This story is from December 26, 2014

‘Hindu Mahasabha ties had nothing to do with Ratna’

Malaviya’s grandson and ex DGP says BJP was in power earlier, icon was close to Gandhiji too
‘Hindu Mahasabha ties had nothing to do with Ratna’
BHOPAL: Madan Mohan Malaviya was conferred with Bharat Ratna, a day before his 153 birth anniversary, but his grandson, a retired director-general with Madhya Pradesh Police, says only governments in power can tell, why the highest civilian honour was given seven decades after his death.
Speaking exclusively to TOI, the former DGP, P D Malaviya, 81, parried questions whether India’s most well-known educationist was denied the honour by successive Congress governments as he was a founder member of the Hindu Mahasabha and espoused cause of Hindu nationalism.

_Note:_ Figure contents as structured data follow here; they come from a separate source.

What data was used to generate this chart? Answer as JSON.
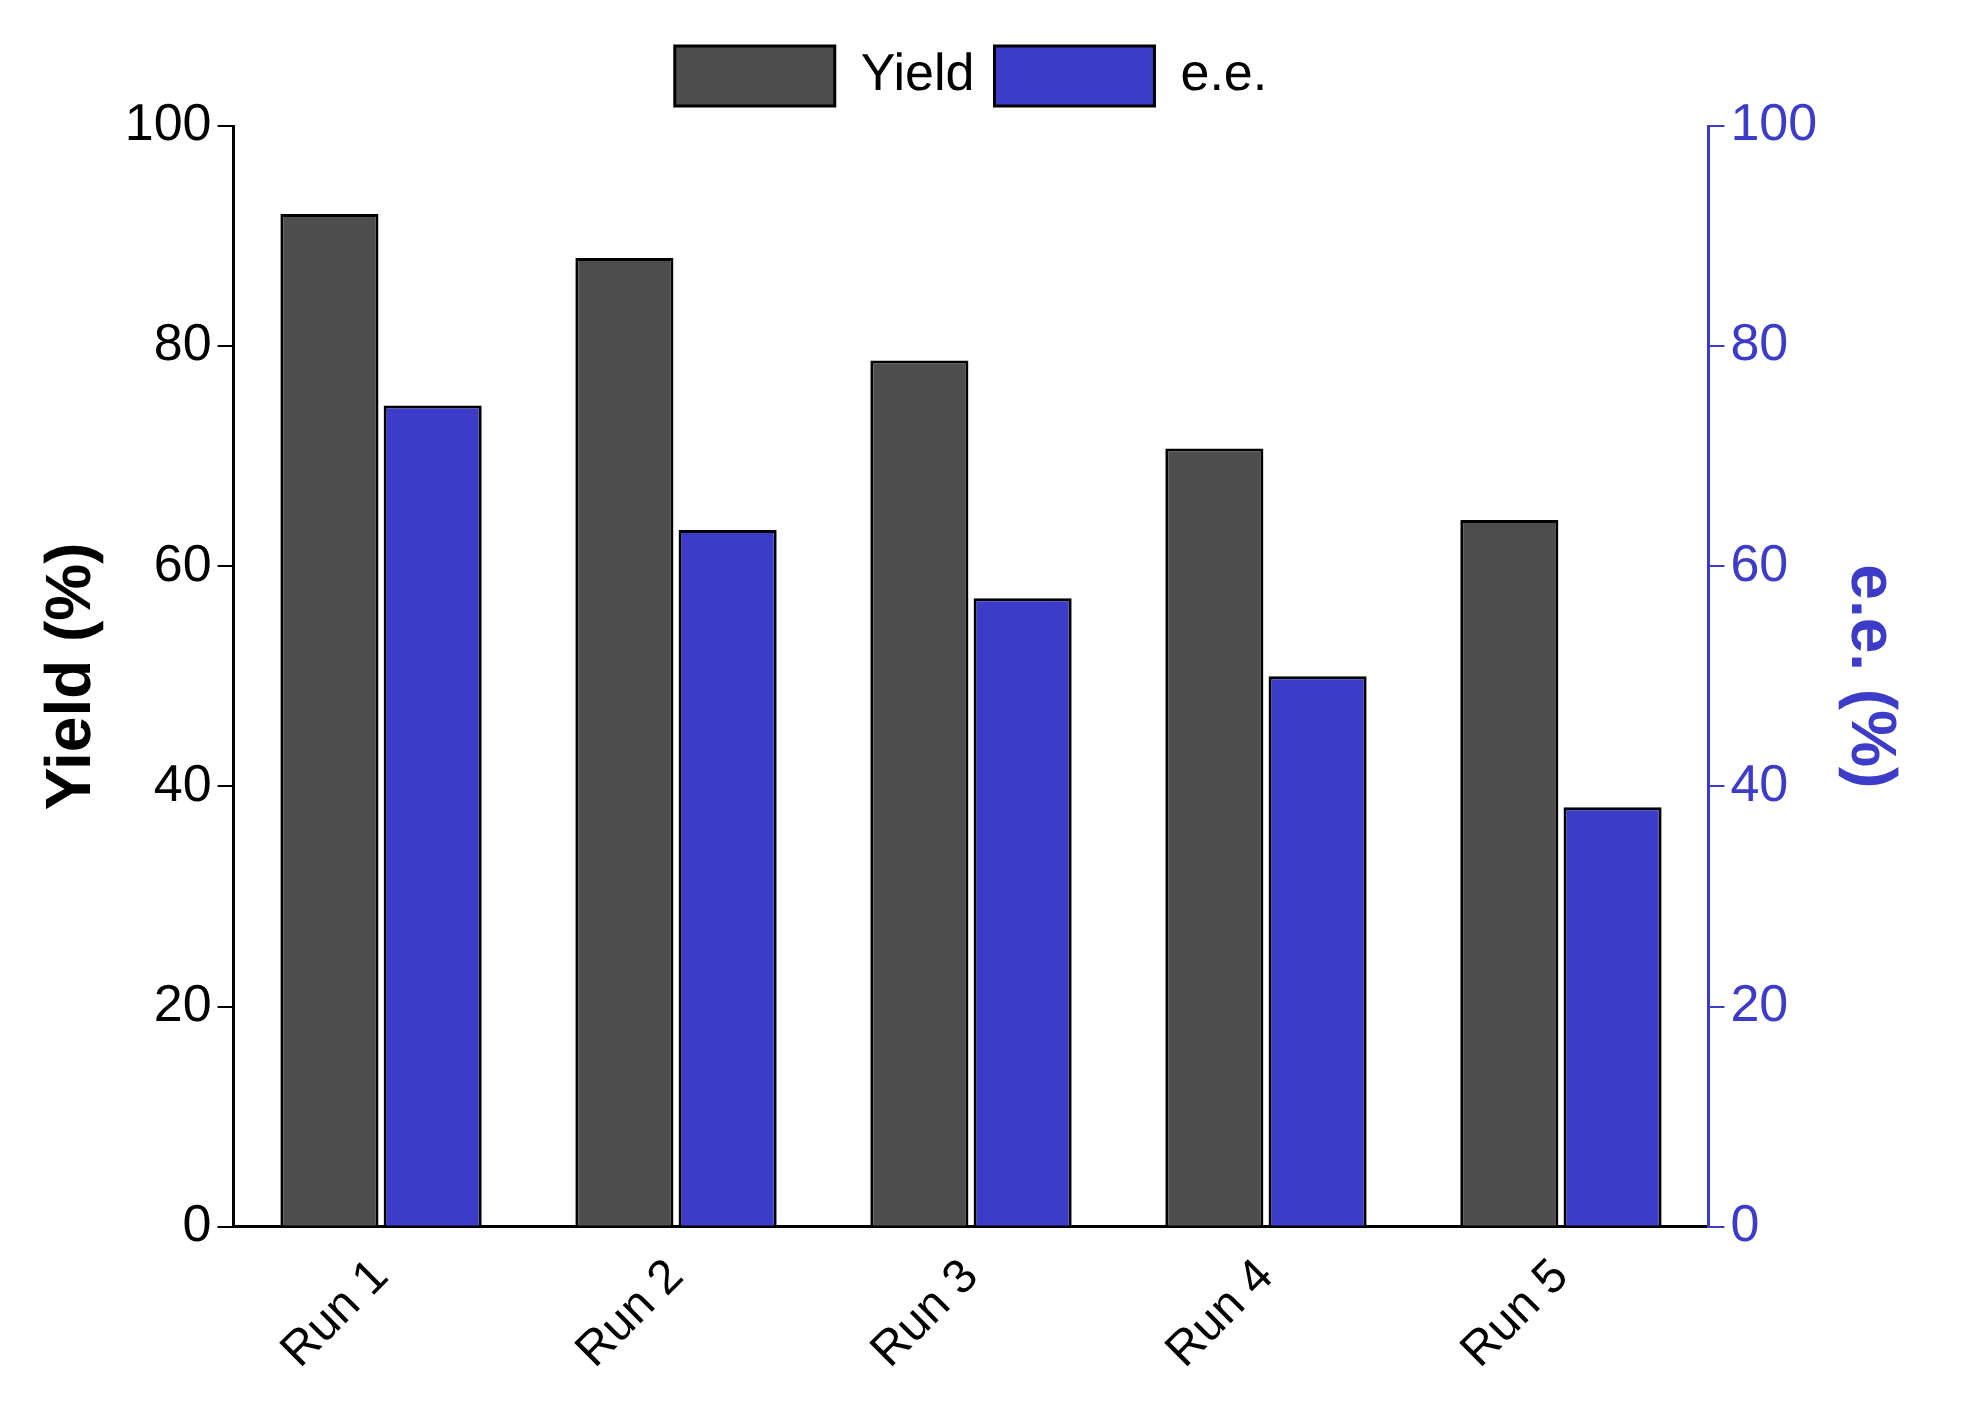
{
  "chart_data": {
    "type": "bar",
    "categories": [
      "Run 1",
      "Run 2",
      "Run 3",
      "Run 4",
      "Run 5"
    ],
    "series": [
      {
        "name": "Yield",
        "color": "#4d4d4d",
        "values": [
          92,
          88,
          78.7,
          70.7,
          64.2
        ]
      },
      {
        "name": "e.e.",
        "color": "#3c3cc8",
        "values": [
          74.6,
          63.3,
          57.1,
          50,
          38.1
        ],
        "axis": "y2"
      }
    ],
    "ylabel": "Yield (%)",
    "y2label": "e.e. (%)",
    "ylim": [
      0,
      100
    ],
    "yticks": [
      0,
      20,
      40,
      60,
      80,
      100
    ],
    "y2lim": [
      0,
      100
    ],
    "y2ticks": [
      0,
      20,
      40,
      60,
      80,
      100
    ],
    "legend": "top",
    "grid": false
  }
}
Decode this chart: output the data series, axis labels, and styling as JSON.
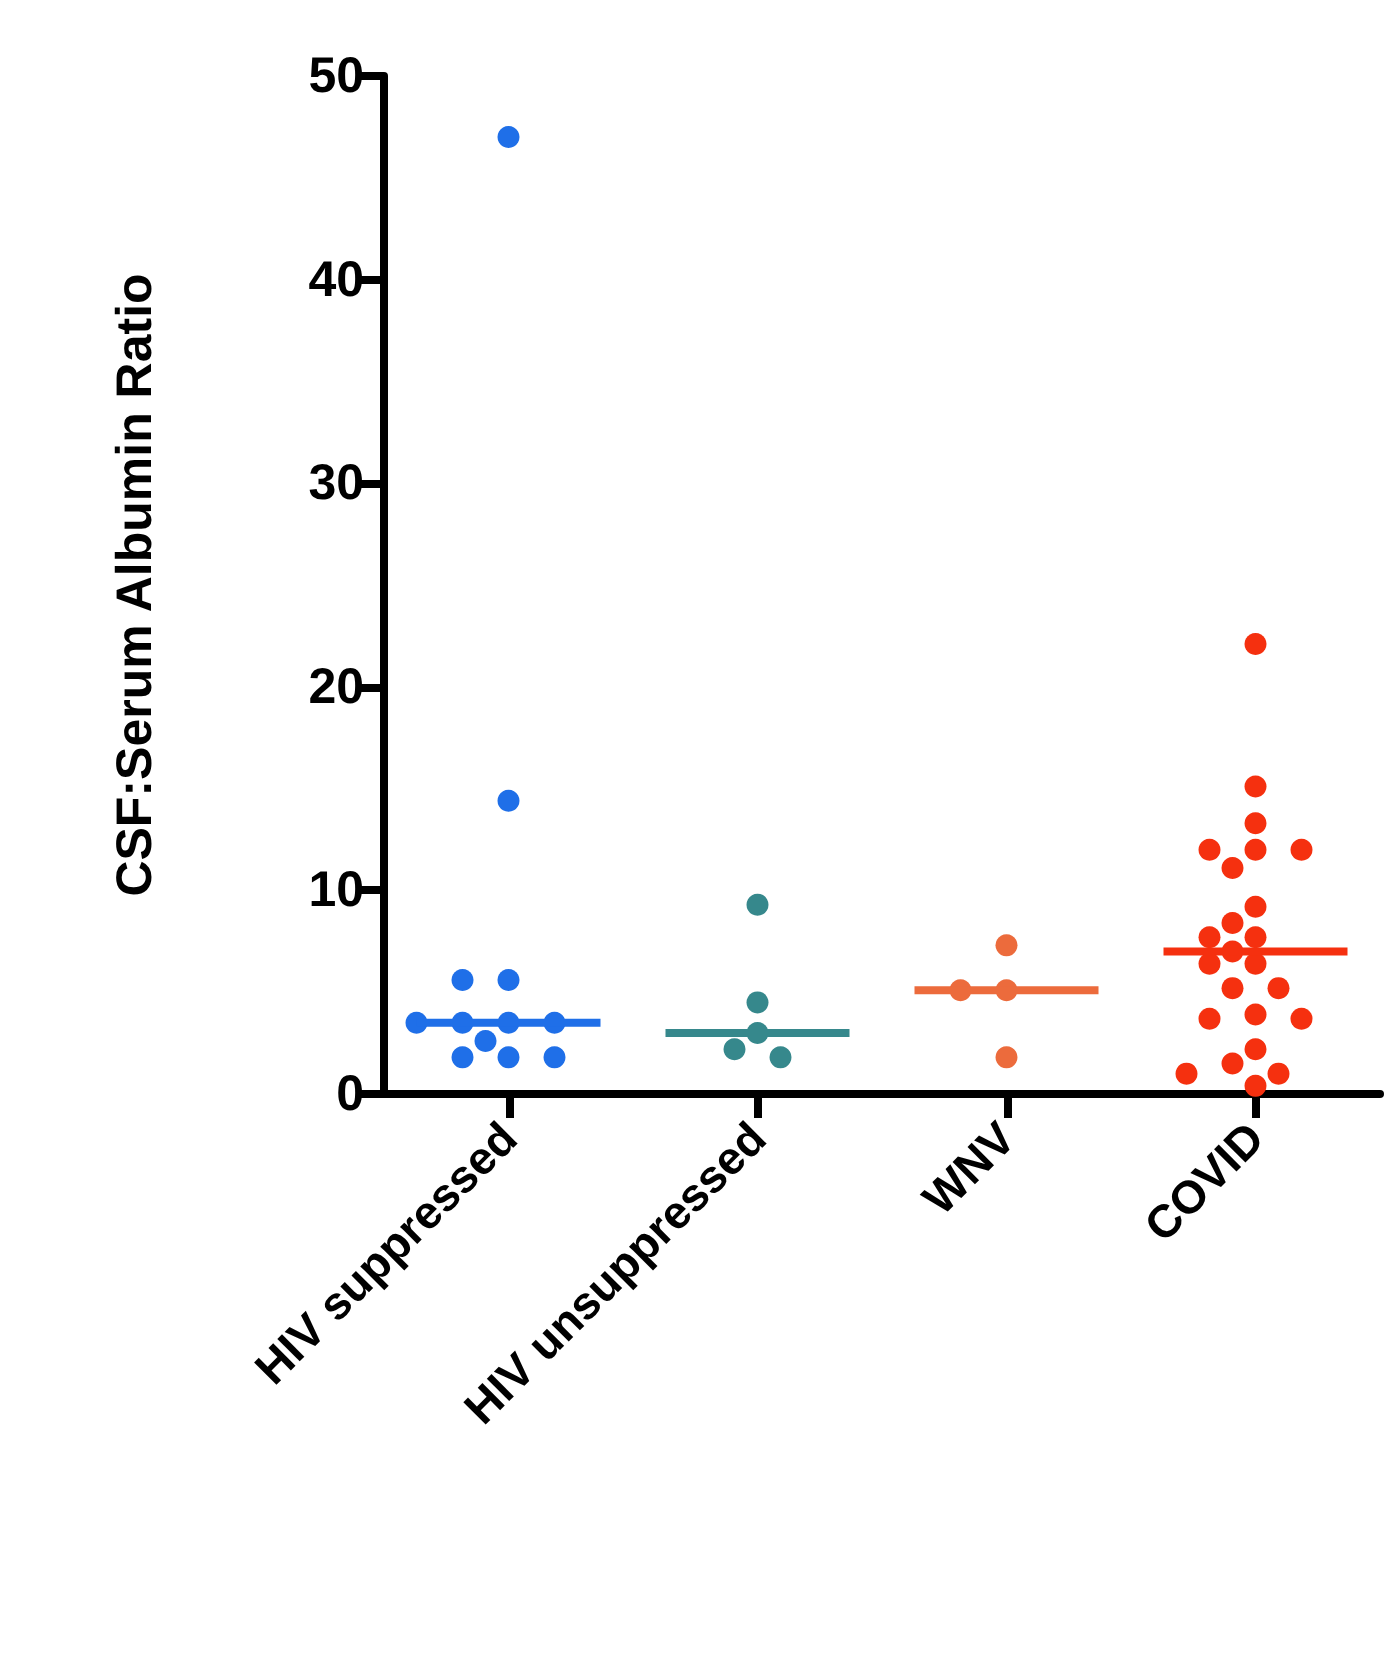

“We are not complaining the Bharat Ratna was long overdue. If conferring of the award has something to do with a right-wing regime at the Centre and my grandfather’s association with Hindu Mahasabha, then I have to say BJP was in power earlier too. And my grandfather was close to Mahatma Gandhi as well. Let me clarify, Hindu Mahasabha was constituted to make people understand sanatan dharma better,” he said.
“My grandfather was a karmayogi. Contributing to society was a reward in itself and had he been alive, the Bharat Ratna would not have mattered much,” said Malaviya, who retired from the force in 1991.
And what the world perhaps didn’t know, the founder father of Benares Hindu University and a pioneer in education, had once flunked in his BA exam.
“When I failed in my school exam, my grandfather called me and said he too had failed in his graduation test. He asked me to keep working hard and be patient. Every year during winters, he would stay with us in Allahabad. Rest of the months, he would be in Benaras,” he said.
On his grandfather’s role in the freedom movement, the former DGP said he supported non-violence as a tool of struggle, but he would say “we should never quietly submit to atrocity and injustice”. The last public statement he issued was against the massacre of Hindus in East Bengal, he said. Not many know Malaviya Nagar in Bhopal was christened after his grandfather’s name. His octogenarian grandson said, “everything changes with time”. “Only few know that I am the grandson of Madan Mohan Malaviya.”
He’s not perturbed that his grandfather’s birth anniversary is not celebrated the way it should have been. “BHU Old Boys Association marks his birth anniversary every year near Mayur Park. To make people know what he stood for and what he practised in life would be the greatest honour to him,” he said.